Do religious cleavages in China lead to civil unrest?
Harris Mylonas, author of The Politics of Nation-Building, has been on a rampage publishing derivative literature from this new thesis-book. He published "Whither Nation-Building?" on e-IR and "Revisiting the Link: Political Religion in Democratizing Countries" in Harvard International Review (Spring 2013). In the latter article, Mylonas explores "the relationship between religious cleavages and political violence" (48).
For some, religious cleavages and political violence are naturally correlated, but Mylonas argues that the correlation is not as tenable as it might logically sound. Mylonas reviews the literature and shows that religious diversity fails to increase the likelihood of civil war when we take into account the country's wealth; nor does state discrimination against religious or linguistic groups trigger uprisings. But if we add different variables to the mix, we see a clearer picture of causal relationships.
Mylonas distinguishes between "religious diversity" and "politically mobilized religious differences," where the former is religious heterogeneity as a characteristic of almost all countries and the latter a subset of cases where this religious heterogeneity is linked with political goals. In sum, Mylonas argues "that the degree of congruence between national and religious identity within state boundaries largely accounts for the variation in the salience of religion in public life" (51). He posits three hypotheses:
Hypothesis 1: In countries where the vast majority of the population shares the same national and religious identity, religion is less likely to be an important cleavage and religious conflict less likely to take place.
Hypothesis 2: Religion is more likely to be an important cleavage in countries where there is an official religion of the state and there are also significant religious minorities.
Hypothesis 3: Religion is more likely to be an important cleavage in countries where there is an official religion of the state and discrimination against religious minorities.
A final layer to add to this discussion is overlapping cleavages versus crosscutting cleavages. Overlapping cleavages refer to societies "where religion coincides with ethnicity, class, region, or caste, rendering the cleavage an intense one," whereas crosscutting cleavages are societies where different group identities share a religion (51).
So how might this apply to China? (Note: I focus primarily on Xinjiang as my knowledge of Tibet is considerably lower)
Hypothesis 1 requires a qualifier to account for China. China has a Han majority population, which could affirm the "vast majority" descriptor. And this Han majority is largely atheistic or follow a loose syncretic religion of ancestor worship, Buddhism, and Daoism that lacks political salience. Yet religion is still "an important cleavage" with violent consequences in Xinjiang and Tibet.
China better fits the mold when its two major autonomous regions (Xinjiang, Tibet) are considered separately due to China's federalism. For example, if Xinjiang is considered separately, hypothesis 1 no longer applies. Xinjiang lacks a "vast majority" since the influx of Han migrants has forced Uyghur population to lose majority status, though they remain dominant.
Consider autonomous regions separately: If we don't consider the autonomous regions separately, the case for hypothesis 2 in China at large, still holds, but less so.
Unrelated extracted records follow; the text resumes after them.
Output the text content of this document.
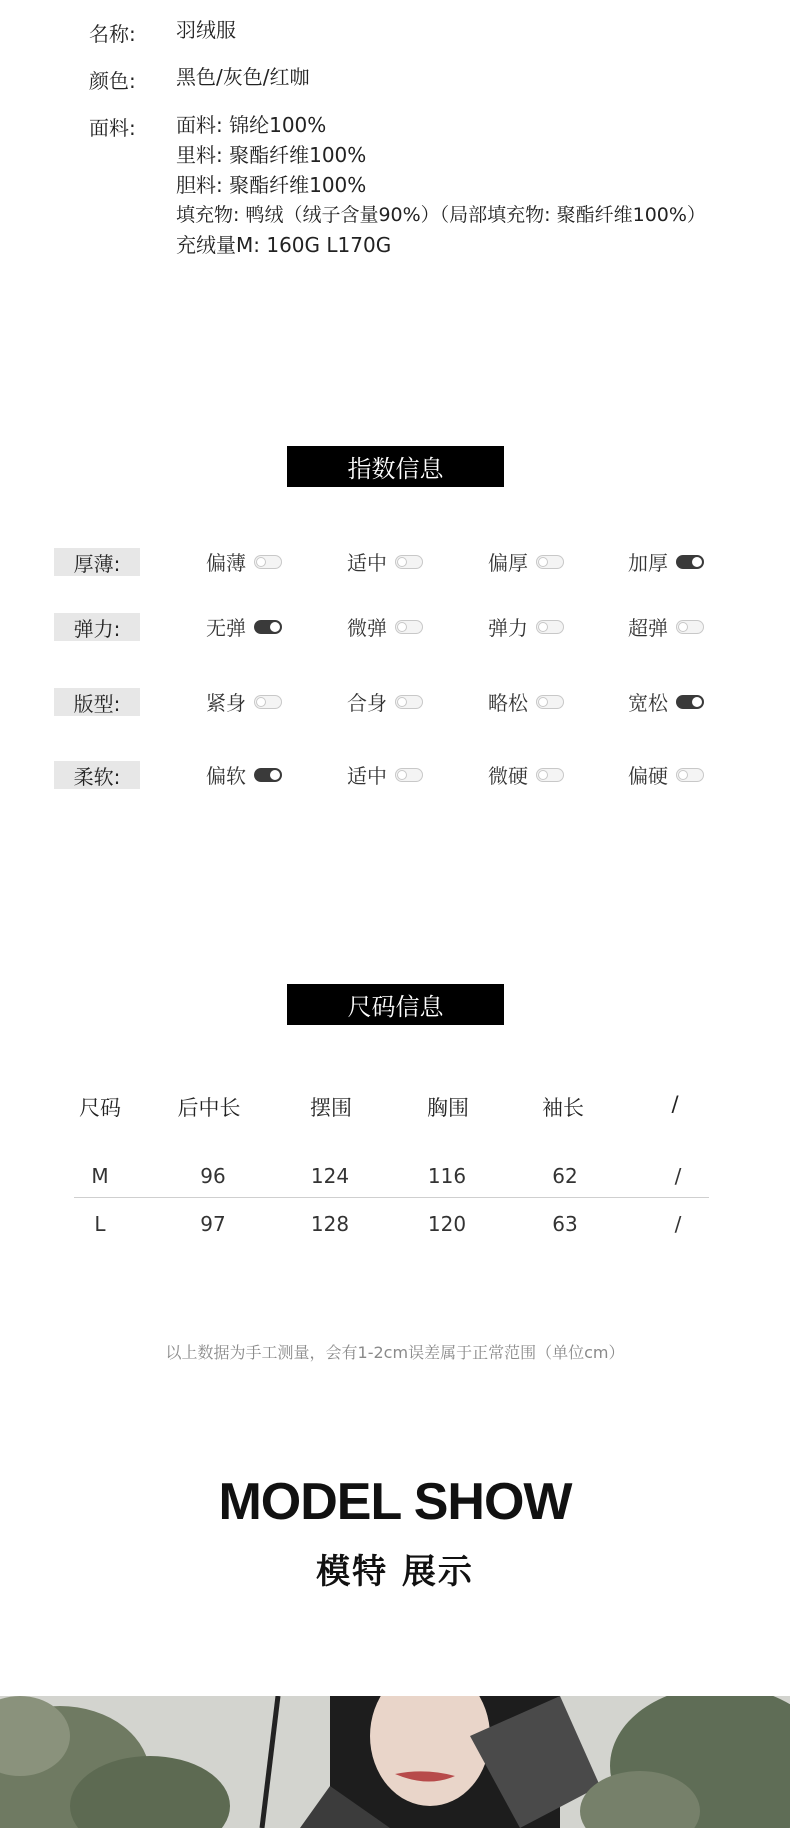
名称: 羽绒服
颜色: 黑色/灰色/红咖
面料: 面料: 锦纶100%
里料: 聚酯纤维100%
胆料: 聚酯纤维100%
填充物: 鸭绒（绒子含量90%）（局部填充物: 聚酯纤维100%）
充绒量M: 160G L170G
指数信息
厚薄:	偏薄	适中	偏厚	加厚
弹力:	无弹	微弹	弹力	超弹
版型:	紧身	合身	略松	宽松
柔软:	偏软	适中	微硬	偏硬
尺码信息
尺码	后中长	摆围	胸围	袖长	/
M	96	124	116	62	/
L	97	128	120	63	/
以上数据为手工测量，会有1-2cm误差属于正常范围（单位cm）
MODEL SHOW
模特 展示
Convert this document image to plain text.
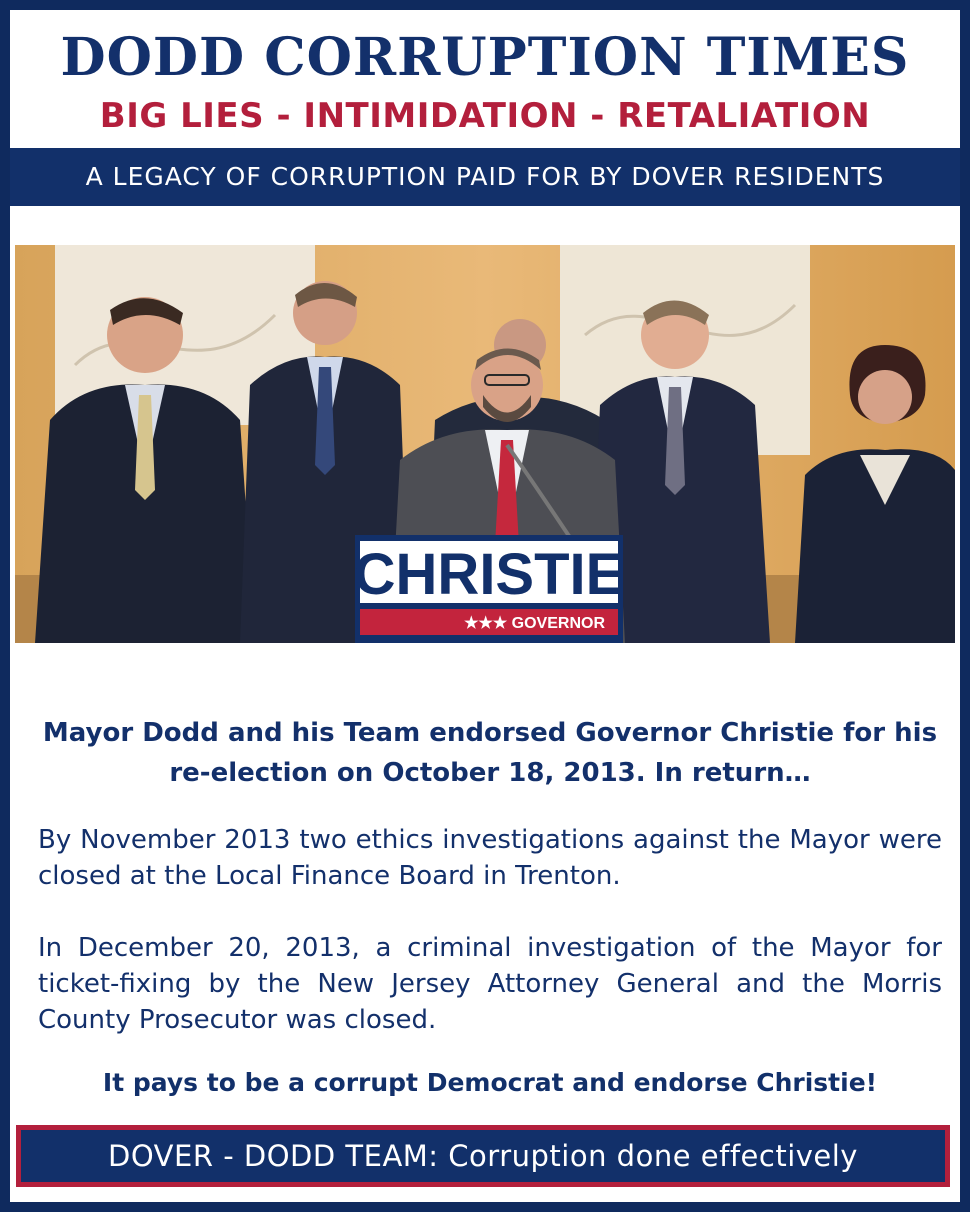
DODD CORRUPTION TIMES
BIG LIES - INTIMIDATION - RETALIATION
A LEGACY OF CORRUPTION PAID FOR BY DOVER RESIDENTS
CHRISTIE
★★★ GOVERNOR
Mayor Dodd and his Team endorsed Governor Christie for his re-election on October 18, 2013. In return…
By November 2013 two ethics investigations against the Mayor were closed at the Local Finance Board in Trenton.
In December 20, 2013, a criminal investigation of the Mayor for ticket-fixing by the New Jersey Attorney General and the Morris County Prosecutor was closed.
It pays to be a corrupt Democrat and endorse Christie!
DOVER - DODD TEAM: Corruption done effectively
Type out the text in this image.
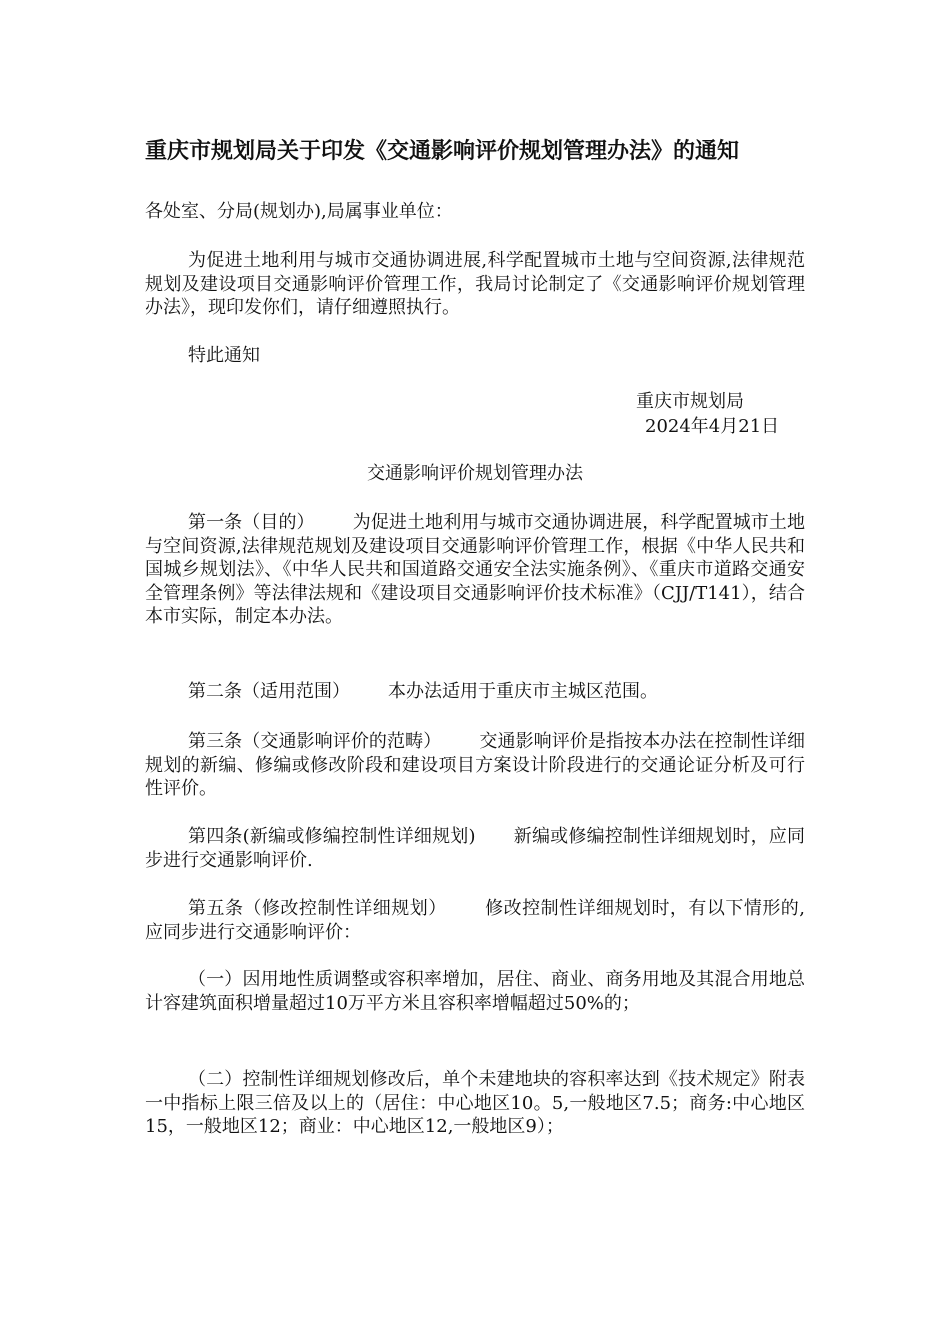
重庆市规划局关于印发《交通影响评价规划管理办法》的通知
各处室、分局(规划办),局属事业单位：
为促进土地利用与城市交通协调进展,科学配置城市土地与空间资源,法律规范规划及建设项目交通影响评价管理工作，我局讨论制定了《交通影响评价规划管理办法》，现印发你们，请仔细遵照执行。
特此通知
重庆市规划局
2024年4月21日
交通影响评价规划管理办法
第一条（目的） 为促进土地利用与城市交通协调进展，科学配置城市土地与空间资源,法律规范规划及建设项目交通影响评价管理工作，根据《中华人民共和国城乡规划法》、《中华人民共和国道路交通安全法实施条例》、《重庆市道路交通安全管理条例》等法律法规和《建设项目交通影响评价技术标准》（CJJ/T141），结合本市实际，制定本办法。
第二条（适用范围） 本办法适用于重庆市主城区范围。
第三条（交通影响评价的范畴） 交通影响评价是指按本办法在控制性详细规划的新编、修编或修改阶段和建设项目方案设计阶段进行的交通论证分析及可行性评价。
第四条(新编或修编控制性详细规划) 新编或修编控制性详细规划时，应同步进行交通影响评价.
第五条（修改控制性详细规划） 修改控制性详细规划时，有以下情形的,应同步进行交通影响评价：
（一）因用地性质调整或容积率增加，居住、商业、商务用地及其混合用地总计容建筑面积增量超过10万平方米且容积率增幅超过50%的；
（二）控制性详细规划修改后，单个未建地块的容积率达到《技术规定》附表一中指标上限三倍及以上的（居住：中心地区10。5,一般地区7.5；商务:中心地区15，一般地区12；商业：中心地区12,一般地区9）；
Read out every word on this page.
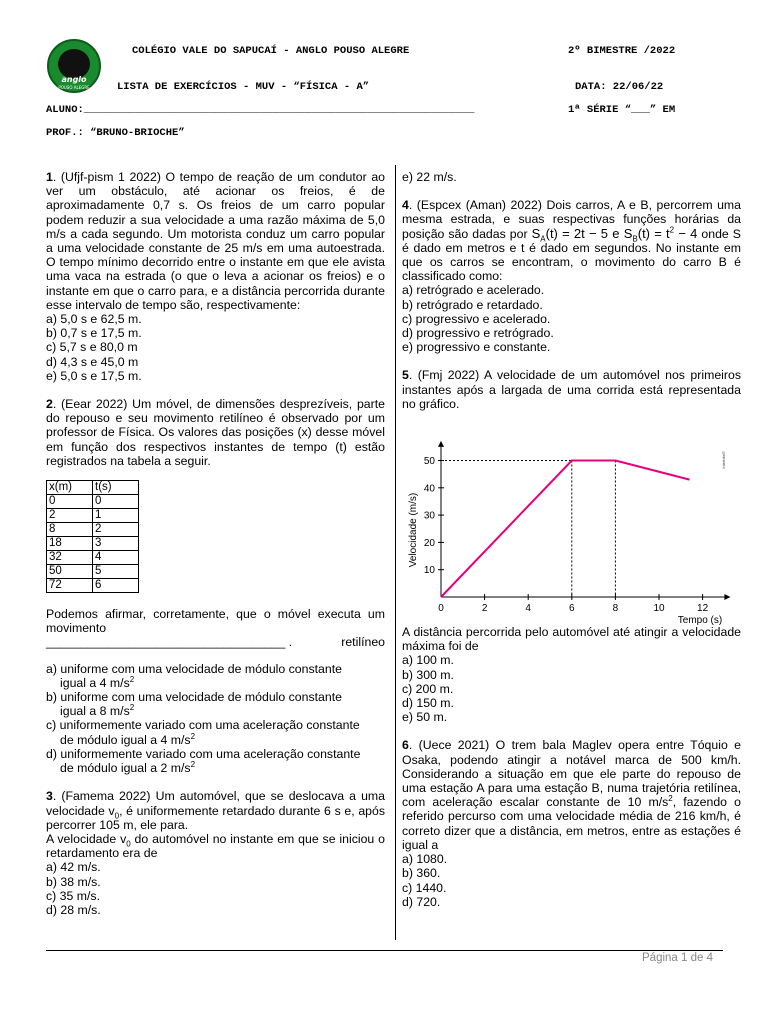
anglo
POUSO ALEGRE
COLÉGIO VALE DO SAPUCAÍ - ANGLO POUSO ALEGRE	2º BIMESTRE /2022
LISTA DE EXERCÍCIOS - MUV - “FÍSICA - A”	DATA: 22/06/22
ALUNO:______________________________________________________________	1ª SÉRIE “___” EM
PROF.: “BRUNO-BRIOCHE”

1. (Ufjf-pism 1 2022) O tempo de reação de um condutor ao ver um obstáculo, até acionar os freios, é de aproximadamente 0,7 s. Os freios de um carro popular podem reduzir a sua velocidade a uma razão máxima de 5,0 m/s a cada segundo. Um motorista conduz um carro popular a uma velocidade constante de 25 m/s em uma autoestrada. O tempo mínimo decorrido entre o instante em que ele avista uma vaca na estrada (o que o leva a acionar os freios) e o instante em que o carro para, e a distância percorrida durante esse intervalo de tempo são, respectivamente:

a) 5,0 s e 62,5 m.

b) 0,7 s e 17,5 m.

c) 5,7 s e 80,0 m

d) 4,3 s e 45,0 m

e) 5,0 s e 17,5 m.

2. (Eear 2022) Um móvel, de dimensões desprezíveis, parte do repouso e seu movimento retilíneo é observado por um professor de Física. Os valores das posições (x) desse móvel em função dos respectivos instantes de tempo (t) estão registrados na tabela a seguir.

x(m)	t(s)
0	0
2	1
8	2
18	3
32	4
50	5
72	6

Podemos afirmar, corretamente, que o móvel executa um movimento

___________________________________ .	retilíneo

a) uniforme com uma velocidade de módulo constante
igual a 4 $m/s^2$

b) uniforme com uma velocidade de módulo constante
igual a 8 $m/s^2$

c) uniformemente variado com uma aceleração constante
de módulo igual a 4 $m/s^2$

d) uniformemente variado com uma aceleração constante
de módulo igual a 2 $m/s^2$

3. (Famema 2022) Um automóvel, que se deslocava a uma velocidade $v_0$, é uniformemente retardado durante 6 s e, após percorrer 105 m, ele para.

A velocidade $v_0$ do automóvel no instante em que se iniciou o retardamento era de

a) 42 m/s.

b) 38 m/s.

c) 35 m/s.

d) 28 m/s.

e) 22 m/s.

4. (Espcex (Aman) 2022) Dois carros, A e B, percorrem uma mesma estrada, e suas respectivas funções horárias da posição são dadas por $S_A(t) = 2t - 5$ e $S_B(t) = t^2 - 4$ onde S é dado em metros e t é dado em segundos. No instante em que os carros se encontram, o movimento do carro B é classificado como:

a) retrógrado e acelerado.

b) retrógrado e retardado.

c) progressivo e acelerado.

d) progressivo e retrógrado.

e) progressivo e constante.

5. (Fmj 2022) A velocidade de um automóvel nos primeiros instantes após a largada de uma corrida está representada no gráfico.

A distância percorrida pelo automóvel até atingir a velocidade máxima foi de

a) 100 m.

b) 300 m.

c) 200 m.

d) 150 m.

e) 50 m.

6. (Uece 2021) O trem bala Maglev opera entre Tóquio e Osaka, podendo atingir a notável marca de 500 km/h. Considerando a situação em que ele parte do repouso de uma estação A para uma estação B, numa trajetória retilínea, com aceleração escalar constante de 10 $m/s^2$, fazendo o referido percurso com uma velocidade média de 216 km/h, é correto dizer que a distância, em metros, entre as estações é igual a

a) 1080.

b) 360.

c) 1440.

d) 720.

0	2	4	6	8	10	12
10
20
30
40
50
Velocidade (m/s)
Tempo (s)
Interbits®
Página 1 de 4
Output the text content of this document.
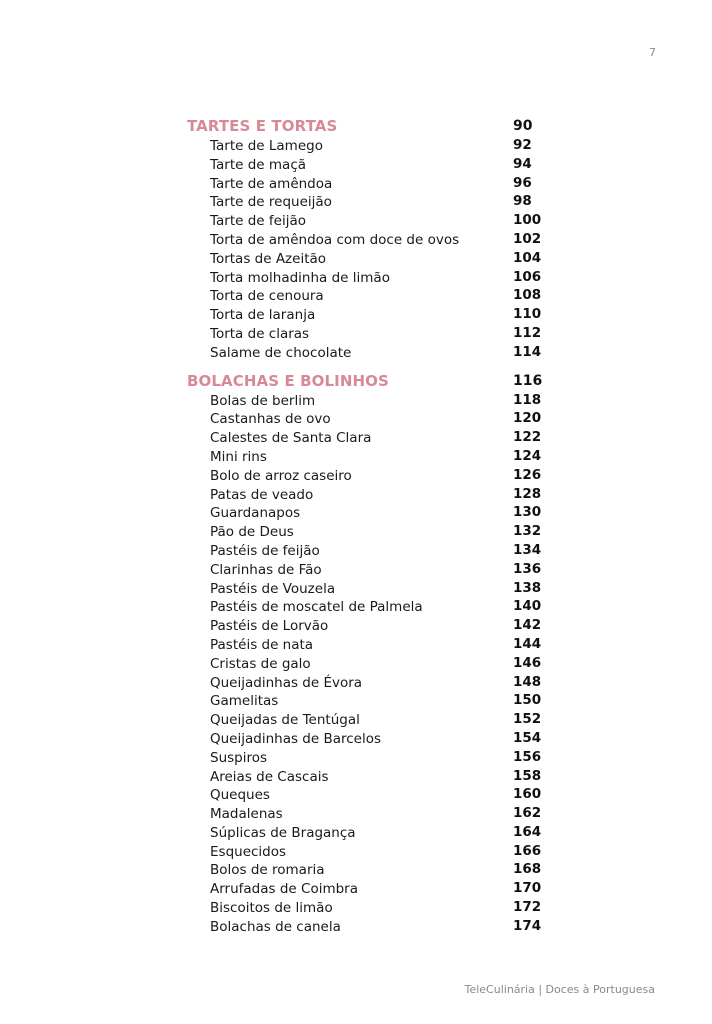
7
TARTES E TORTAS	90
Tarte de Lamego	92
Tarte de maçã	94
Tarte de amêndoa	96
Tarte de requeijão	98
Tarte de feijão	100
Torta de amêndoa com doce de ovos	102
Tortas de Azeitão	104
Torta molhadinha de limão	106
Torta de cenoura	108
Torta de laranja	110
Torta de claras	112
Salame de chocolate	114
BOLACHAS E BOLINHOS	116
Bolas de berlim	118
Castanhas de ovo	120
Calestes de Santa Clara	122
Mini rins	124
Bolo de arroz caseiro	126
Patas de veado	128
Guardanapos	130
Pão de Deus	132
Pastéis de feijão	134
Clarinhas de Fão	136
Pastéis de Vouzela	138
Pastéis de moscatel de Palmela	140
Pastéis de Lorvão	142
Pastéis de nata	144
Cristas de galo	146
Queijadinhas de Évora	148
Gamelitas	150
Queijadas de Tentúgal	152
Queijadinhas de Barcelos	154
Suspiros	156
Areias de Cascais	158
Queques	160
Madalenas	162
Súplicas de Bragança	164
Esquecidos	166
Bolos de romaria	168
Arrufadas de Coimbra	170
Biscoitos de limão	172
Bolachas de canela	174
TeleCulinária | Doces à Portuguesa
The examples of Uyghurs and Tibetans will still apply. But you also have the Hui who have assimilated quite well and the cleavage is arguably not as significant.
Redefine "official religion of the state": But you might say it doesn't matter whether autonomous regions are considered separately because the hypothesis does not apply to China. China lacks an "official religion of the state". But I would posit that Communism could be the religion of the state since you cannot join the Chinese Communist Party without affirming communism and hence embracing atheism (at least nominally, as there are many cases of Uyghur members of the CCP in Xinjiang who secretly still engage in Islamic practice). This is not taking into account the fact that some argue communism as a philosophy should also be considered a religion. Hence "official religion of the state" should also be qualified. Perhaps the language of ideology or religio-ideology might be more fitting, with the marked characteristic that this state ideology precludes religious minorities.
Rephrase "religious minorities": "Religious minorities" might be replaced with Mylonas's own nomenclature of religious "non-core groups". This creates the flexibility Mylonas himself advocates in The Politics of Nation-Building; namely, minorities sometimes hold the reins of power in a country. Think of Saddam Hussein's Sunni regime or the Alawites in Syria. Uyghurs are not the religious minority in Xinjiang, but could perhaps be considered the religious non-core group.
With these three changes, Mylonas's hypothesis 2 will account more readily for China's situation. The autonomous region qualifier removes the case of the Hui and focuses on Xinjiang specifically. By using the categories religio-ideology and religious non-core group, the "important cleavage" of religion in China's Xinjiang region aligns with having an "official religion of the state" and "discrimination against religious minorities".
The changes I recommend in hypothesis 2 apply just the same to hypothesis 3.
I've made these recommendations keeping in mind that all three hypotheses deal in probability. China could be removed as an outlier case, but I believe it readily fits in Mylonas's framework if the language is more elastic. In summary, Mylonas's three hypotheses apply more readily to the case of China when parameters and definitions are clarified. These alteration recommendations are made with China in mind. I do not know how this reformulation might or might not fail to account for other country samples.